Accounting for Context in Randomized Trials after Assignment

Abstract

Many preventive trials randomize individuals to intervention condition which is then delivered in a group setting. Other trials randomize higher levels, say organizations, and then use learning collaboratives comprised of multiple organizations to support improved implementation or sustainment. Other trials randomize or expand existing social networks and use key opinion leaders to deliver interventions through these networks. We use the term contextually driven to refer generally to such trials (traditionally referred to as clustering, where groups are formed either pre-randomization or post-randomization - i.e., a cluster-randomized trial), as these groupings or networks provide fixed or time-varying contexts that matter both theoretically and practically in the delivery of interventions. While such contextually driven trials can provide efficient and effective ways to deliver and evaluate prevention programs, they all require analytical procedures that take appropriate account of non-independence, something not always appreciated. Published analyses of many prevention trials have failed to take this into account.
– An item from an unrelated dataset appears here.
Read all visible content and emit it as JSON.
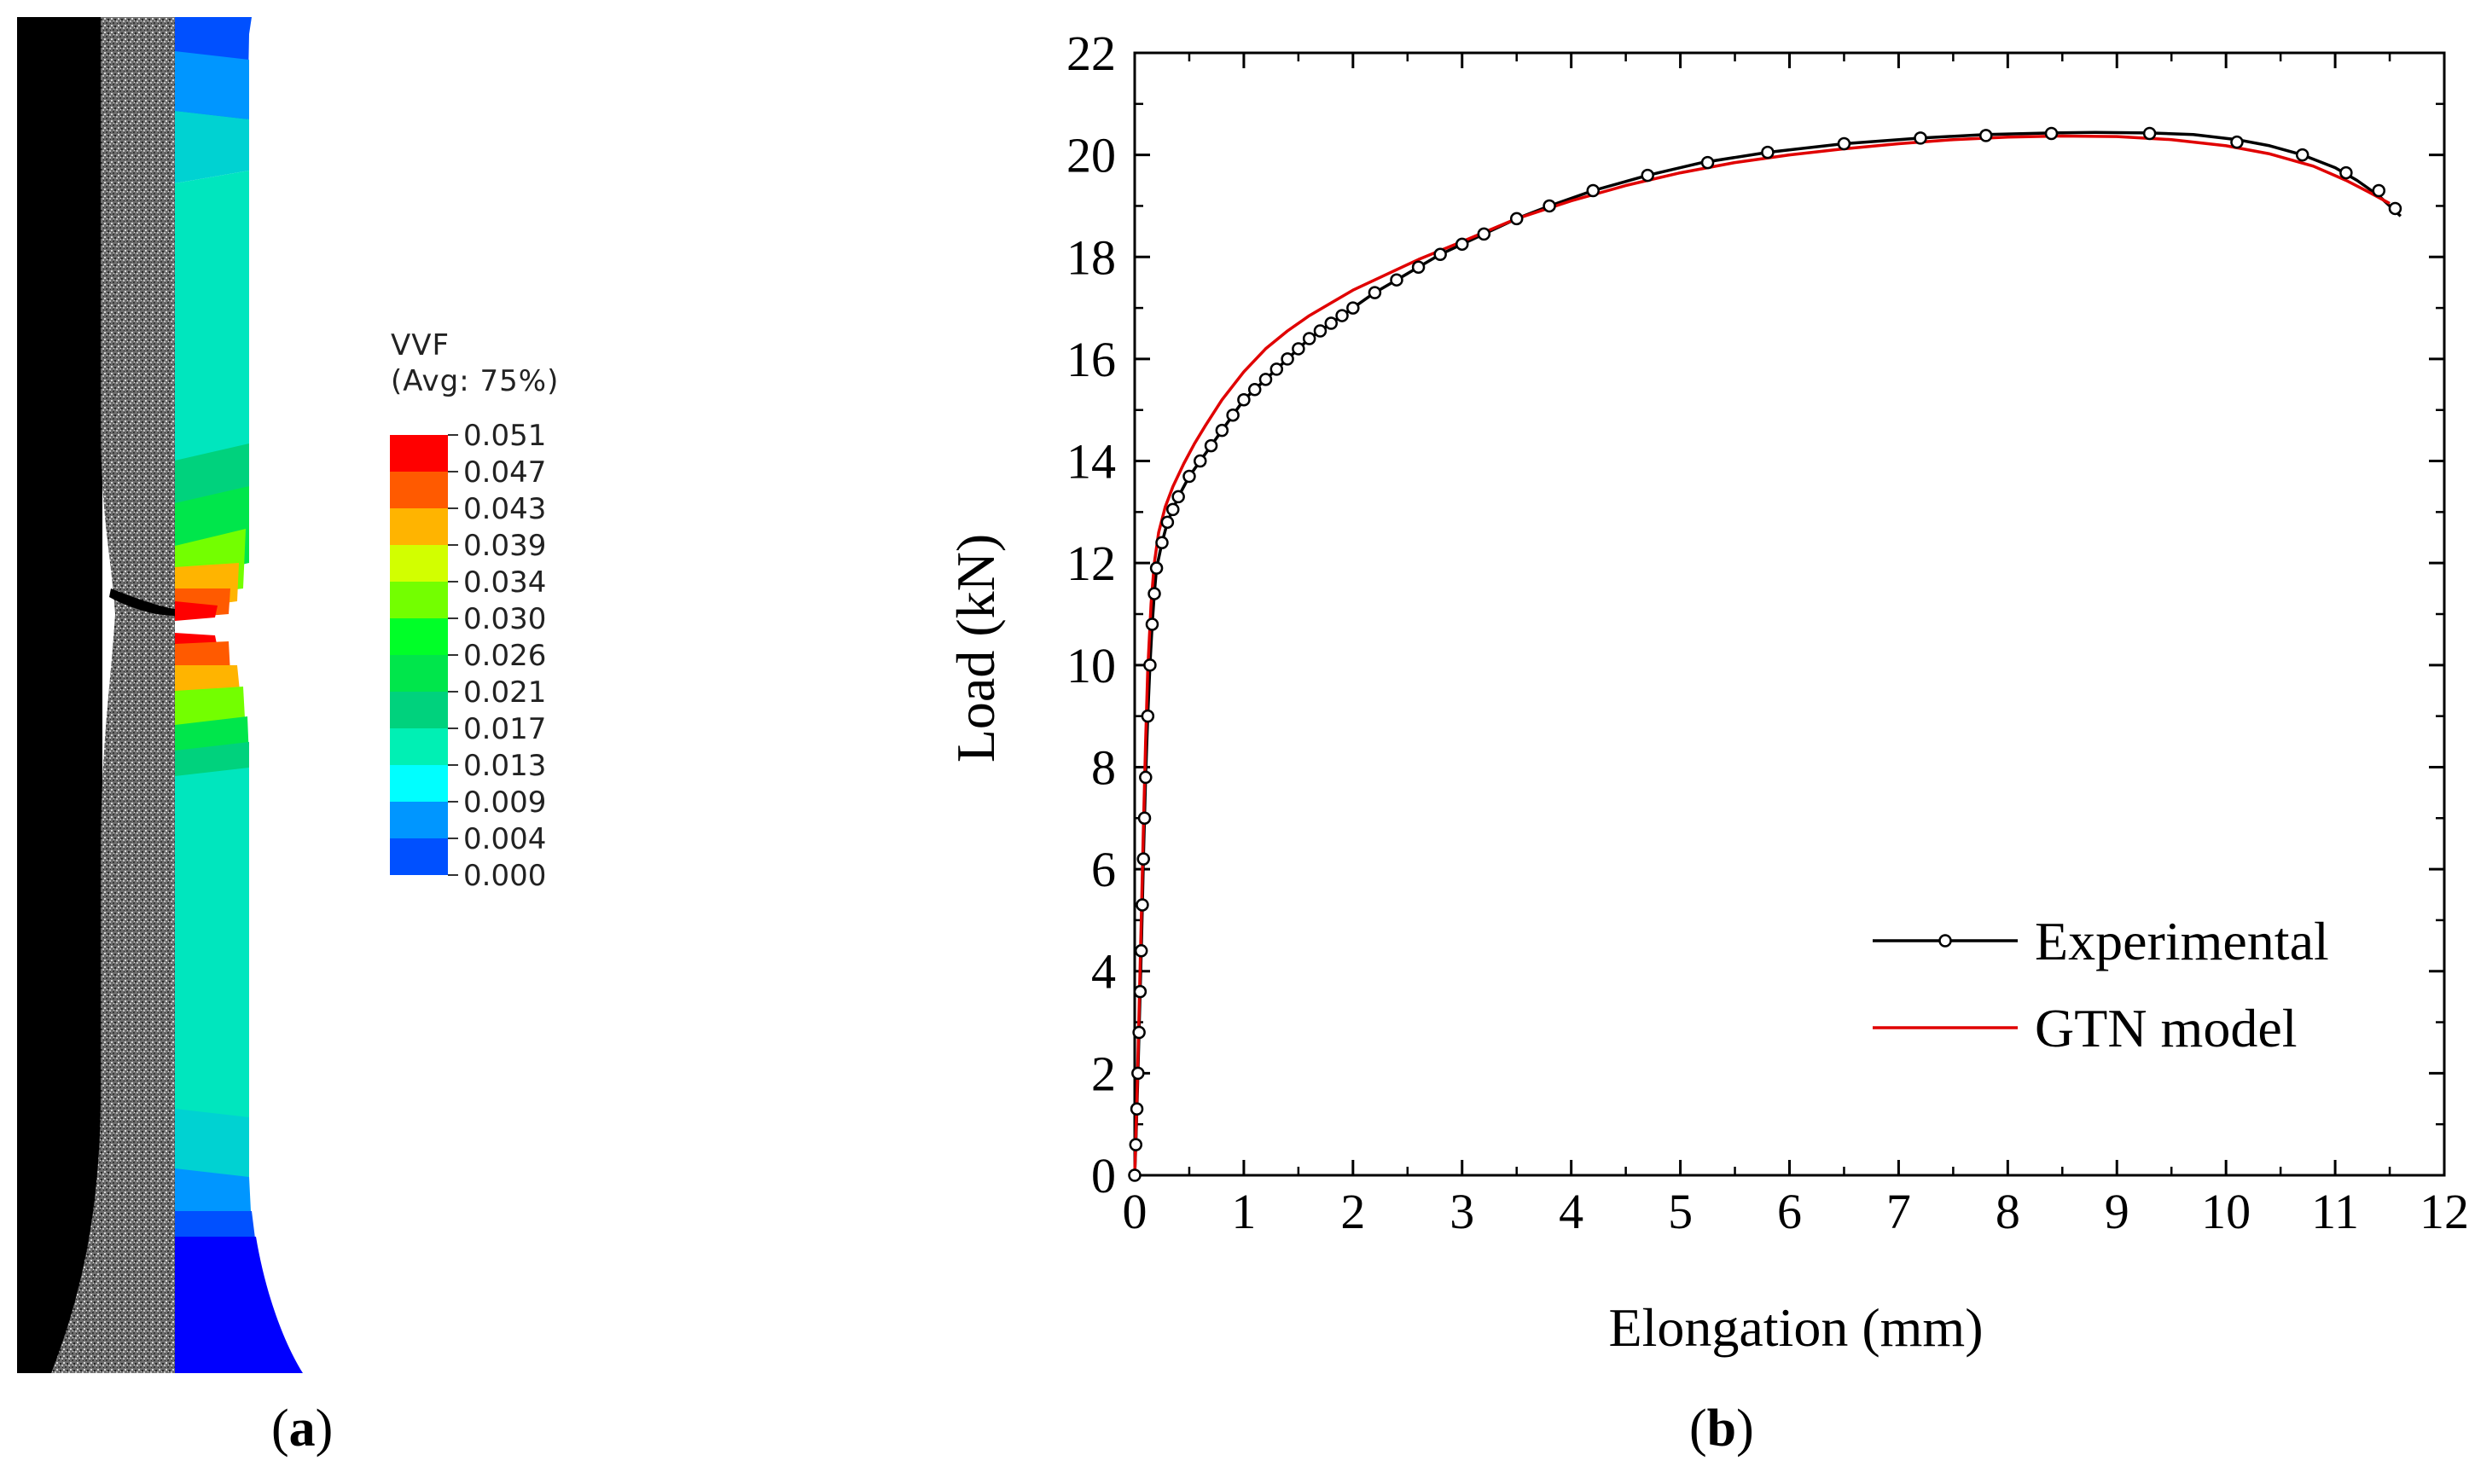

We discuss different types of contextually driven designs and then show that even small amounts of non-independence can inflate actual Type I error rates. This inflation leads to rejecting the null hypotheses too often, and erroneously leading us to conclude that there are significant differences between interventions when they do not exist. We describe a procedure to account for non-independence in the important case of a two-arm trial that randomizes units of individuals or organizations in both arms and then provides the active treatment in one arm through groups formed after assignment. We provide sample code in multiple programming languages to guide the analyst, distinguish diverse contextually driven designs, and summarize implications for multiple audiences.

Keywords: Cluster-randomized trials; Clustering; Contextually driven designs; Generalized estimating equations; Individually randomized group treated (IRGT) trials; Learning collaboratives; Mixed effects modeling; Multiplicative implementation strategies; Partially nested designs; Spillover trials.